A beautiful 1771 example of Rigobert Bonne's decorative map of northern South America. Covers from Honduras and the Windward Isles south as far as 12 degrees south latitude. This region, known since the days of Columbus as Tierra Firma, consists of the modern day nations of Columbia, Venezuela, Ecuador, Guyana, and Brazil. Offers excellent detail throughout showing mountains, rivers, national boundaries, cities, regions, and tribes.
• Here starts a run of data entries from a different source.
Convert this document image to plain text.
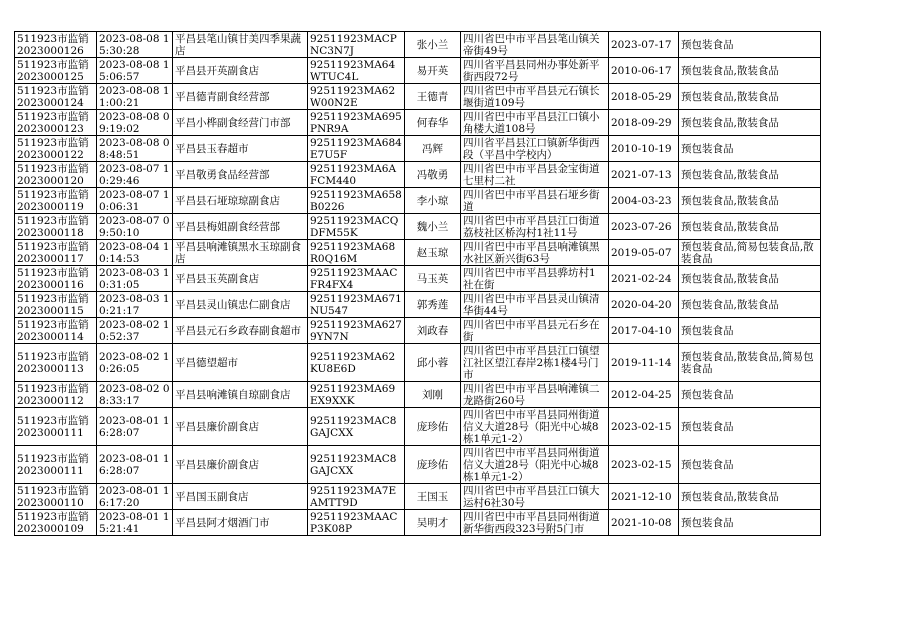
511923市监销2023000126	2023-08-08 15:30:28	平昌县笔山镇甘美四季果蔬店	92511923MACPNC3N7J	张小兰	四川省巴中市平昌县笔山镇关帝街49号	2023-07-17	预包装食品
511923市监销2023000125	2023-08-08 15:06:57	平昌县开英副食店	92511923MA64WTUC4L	易开英	四川省平昌县同州办事处新平街西段72号	2010-06-17	预包装食品,散装食品
511923市监销2023000124	2023-08-08 11:00:21	平昌德青副食经营部	92511923MA62W00N2E	王德青	四川省巴中市平昌县元石镇长堰街道109号	2018-05-29	预包装食品,散装食品
511923市监销2023000123	2023-08-08 09:19:02	平昌小桦副食经营门市部	92511923MA695PNR9A	何春华	四川省巴中市平昌县江口镇小角楼大道108号	2018-09-29	预包装食品,散装食品
511923市监销2023000122	2023-08-08 08:48:51	平昌县玉春超市	92511923MA684E7U5F	冯辉	四川省平昌县江口镇新华街西段（平昌中学校内）	2010-10-19	预包装食品
511923市监销2023000120	2023-08-07 10:29:46	平昌敬勇食品经营部	92511923MA6AFCM440	冯敬勇	四川省巴中市平昌县金宝街道七里村二社	2021-07-13	预包装食品,散装食品
511923市监销2023000119	2023-08-07 10:06:31	平昌县石垭琼琼副食店	92511923MA658B0226	李小琼	四川省巴中市平昌县石垭乡街道	2004-03-23	预包装食品,散装食品
511923市监销2023000118	2023-08-07 09:50:10	平昌县梅姐副食经营部	92511923MACQDFM55K	魏小兰	四川省巴中市平昌县江口街道荔枝社区桥沟村1社11号	2023-07-26	预包装食品,散装食品
511923市监销2023000117	2023-08-04 10:14:53	平昌县响滩镇黑水玉琼副食店	92511923MA68R0Q16M	赵玉琼	四川省巴中市平昌县响滩镇黑水社区新兴街63号	2019-05-07	预包装食品,简易包装食品,散装食品
511923市监销2023000116	2023-08-03 10:31:05	平昌县玉英副食店	92511923MAACFR4FX4	马玉英	四川省巴中市平昌县骅坊村1社在街	2021-02-24	预包装食品,散装食品
511923市监销2023000115	2023-08-03 10:21:17	平昌县灵山镇忠仁副食店	92511923MA671NU547	郭秀莲	四川省巴中市平昌县灵山镇清华街44号	2020-04-20	预包装食品,散装食品
511923市监销2023000114	2023-08-02 10:52:37	平昌县元石乡政春副食超市	92511923MA6279YN7N	刘政春	四川省巴中市平昌县元石乡在街	2017-04-10	预包装食品
511923市监销2023000113	2023-08-02 10:26:05	平昌德望超市	92511923MA62KU8E6D	邱小蓉	四川省巴中市平昌县江口镇望江社区望江春岸2栋1楼4号门市	2019-11-14	预包装食品,散装食品,简易包装食品
511923市监销2023000112	2023-08-02 08:33:17	平昌县响滩镇自琼副食店	92511923MA69EX9XXK	刘刚	四川省巴中市平昌县响滩镇二龙路街260号	2012-04-25	预包装食品
511923市监销2023000111	2023-08-01 16:28:07	平昌县廉价副食店	92511923MAC8GAJCXX	庞珍佑	四川省巴中市平昌县同州街道信义大道28号（阳光中心城8栋1单元1-2）	2023-02-15	预包装食品
511923市监销2023000111	2023-08-01 16:28:07	平昌县廉价副食店	92511923MAC8GAJCXX	庞珍佑	四川省巴中市平昌县同州街道信义大道28号（阳光中心城8栋1单元1-2）	2023-02-15	预包装食品
511923市监销2023000110	2023-08-01 16:17:20	平昌国玉副食店	92511923MA7EAMTT9D	王国玉	四川省巴中市平昌县江口镇大运村6社30号	2021-12-10	预包装食品,散装食品
511923市监销2023000109	2023-08-01 15:21:41	平昌县阿才烟酒门市	92511923MAACP3K08P	吴明才	四川省巴中市平昌县同州街道新华街西段323号附5门市	2021-10-08	预包装食品
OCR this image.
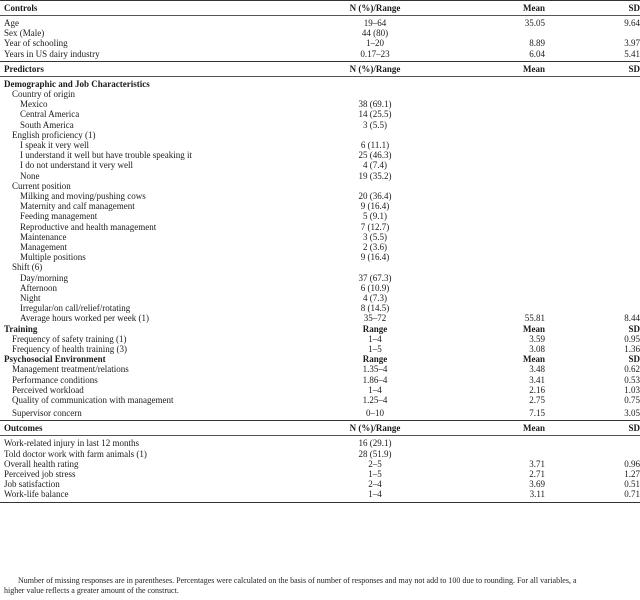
Controls	N (%)/Range	Mean	SD
Age	19–64	35.05	9.64
Sex (Male)	44 (80)
Year of schooling	1–20	8.89	3.97
Years in US dairy industry	0.17–23	6.04	5.41
Predictors	N (%)/Range	Mean	SD
Demographic and Job Characteristics
Country of origin
Mexico	38 (69.1)
Central America	14 (25.5)
South America	3 (5.5)
English proficiency (1)
I speak it very well	6 (11.1)
I understand it well but have trouble speaking it	25 (46.3)
I do not understand it very well	4 (7.4)
None	19 (35.2)
Current position
Milking and moving/pushing cows	20 (36.4)
Maternity and calf management	9 (16.4)
Feeding management	5 (9.1)
Reproductive and health management	7 (12.7)
Maintenance	3 (5.5)
Management	2 (3.6)
Multiple positions	9 (16.4)
Shift (6)
Day/morning	37 (67.3)
Afternoon	6 (10.9)
Night	4 (7.3)
Irregular/on call/relief/rotating	8 (14.5)
Average hours worked per week (1)	35–72	55.81	8.44
Training	Range	Mean	SD
Frequency of safety training (1)	1–4	3.59	0.95
Frequency of health training (3)	1–5	3.08	1.36
Psychosocial Environment	Range	Mean	SD
Management treatment/relations	1.35–4	3.48	0.62
Performance conditions	1.86–4	3.41	0.53
Perceived workload	1–4	2.16	1.03
Quality of communication with management	1.25–4	2.75	0.75
Supervisor concern	0–10	7.15	3.05
Outcomes	N (%)/Range	Mean	SD
Work-related injury in last 12 months	16 (29.1)
Told doctor work with farm animals (1)	28 (51.9)
Overall health rating	2–5	3.71	0.96
Perceived job stress	1–5	2.71	1.27
Job satisfaction	2–4	3.69	0.51
Work-life balance	1–4	3.11	0.71
Number of missing responses are in parentheses. Percentages were calculated on the basis of number of responses and may not add to 100 due to rounding. For all variables, a
higher value reflects a greater amount of the construct.
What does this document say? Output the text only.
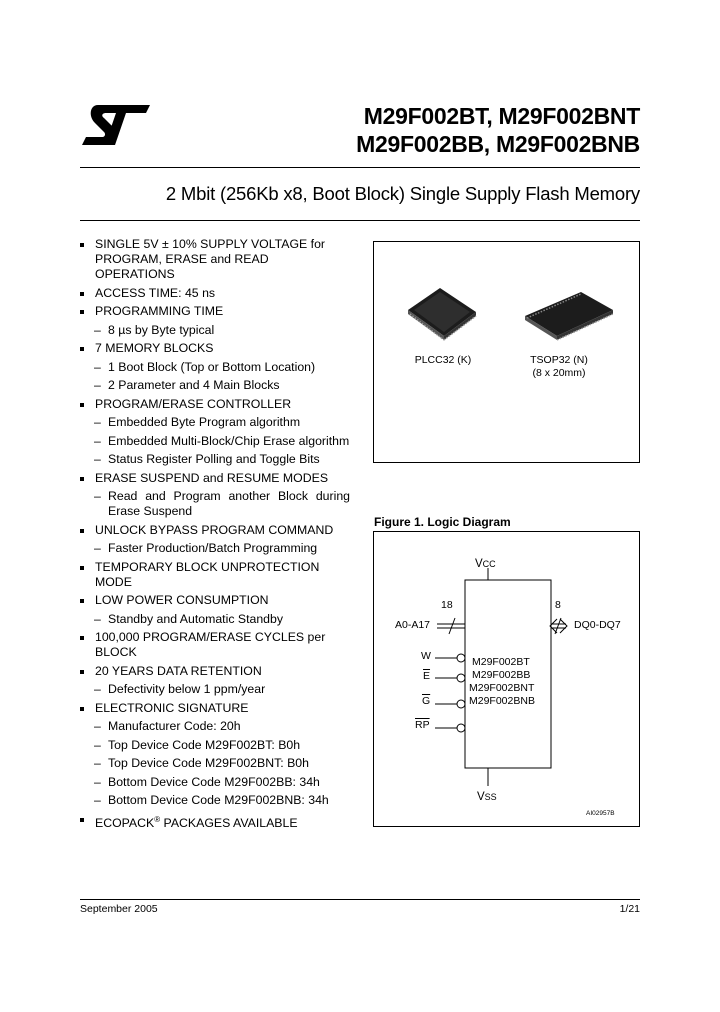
M29F002BT, M29F002BNT
M29F002BB, M29F002BNB
2 Mbit (256Kb x8, Boot Block) Single Supply Flash Memory
SINGLE 5V ± 10% SUPPLY VOLTAGE for PROGRAM, ERASE and READ OPERATIONS
ACCESS TIME: 45 ns
PROGRAMMING TIME
– 8 µs by Byte typical
7 MEMORY BLOCKS
– 1 Boot Block (Top or Bottom Location)
– 2 Parameter and 4 Main Blocks
PROGRAM/ERASE CONTROLLER
– Embedded Byte Program algorithm
– Embedded Multi-Block/Chip Erase algorithm
– Status Register Polling and Toggle Bits
ERASE SUSPEND and RESUME MODES
– Read and Program another Block during Erase Suspend
UNLOCK BYPASS PROGRAM COMMAND
– Faster Production/Batch Programming
TEMPORARY BLOCK UNPROTECTION MODE
LOW POWER CONSUMPTION
– Standby and Automatic Standby
100,000 PROGRAM/ERASE CYCLES per BLOCK
20 YEARS DATA RETENTION
– Defectivity below 1 ppm/year
ELECTRONIC SIGNATURE
– Manufacturer Code: 20h
– Top Device Code M29F002BT: B0h
– Top Device Code M29F002BNT: B0h
– Bottom Device Code M29F002BB: 34h
– Bottom Device Code M29F002BNB: 34h
ECOPACK® PACKAGES AVAILABLE
PLCC32 (K)	TSOP32 (N)
(8 x 20mm)
Figure 1. Logic Diagram
VCC
VSS
18
A0-A17
8
DQ0-DQ7
W
$\overline{E}$
$\overline{G}$
$\overline{RP}$
M29F002BT
M29F002BB
M29F002BNT
M29F002BNB
AI02957B
September 2005	1/21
Perhaps the most interesting aspect of this map is Bonne's treatment of the apocryphal Lake Parima. Lake Parima was first identified by Sir Walter Raleigh in the 16th century - though he admittedly never saw the lake himself. Raleigh associated the lake with indigenous legends of Manoa and the supposed site of El Dorado. Many early maps actually show 'El Dorado' on the shores of Lake Parima, though Bonne curiously does not. The reality of Lake Parima and the Manoans is based upon Raleigh's misinterpretation of local trade networks. The Manoas were a river trading tribe based in the Amazon. Each year during the rainy season flooding on the Orinoco and Parima rivers would create a large flood plain and open channels of trade between the two otherwise unconnected regions. Raleigh misinterpreted these watery trade channels as a great lake.

Curiously, despite the popularity of Raleigh's assumptions, the true homeland of the Manoa, along the Rio Negro, was known by the early 18th century. This map actually identifies the 'Ancienne demeure des Manaos' in the correct region. This once a great trading empire was defeated in the earliest years of European exploration of the regions by a series of terrifying Small Poin x outbreaks - no doubt carried by the explorers themselves.

A large decorative title cartouche appears in the upper right quadrant. Drawn by R. Bonne in 1771 for issue as plate no. A 34 in Jean Lattre's Atlas Moderne.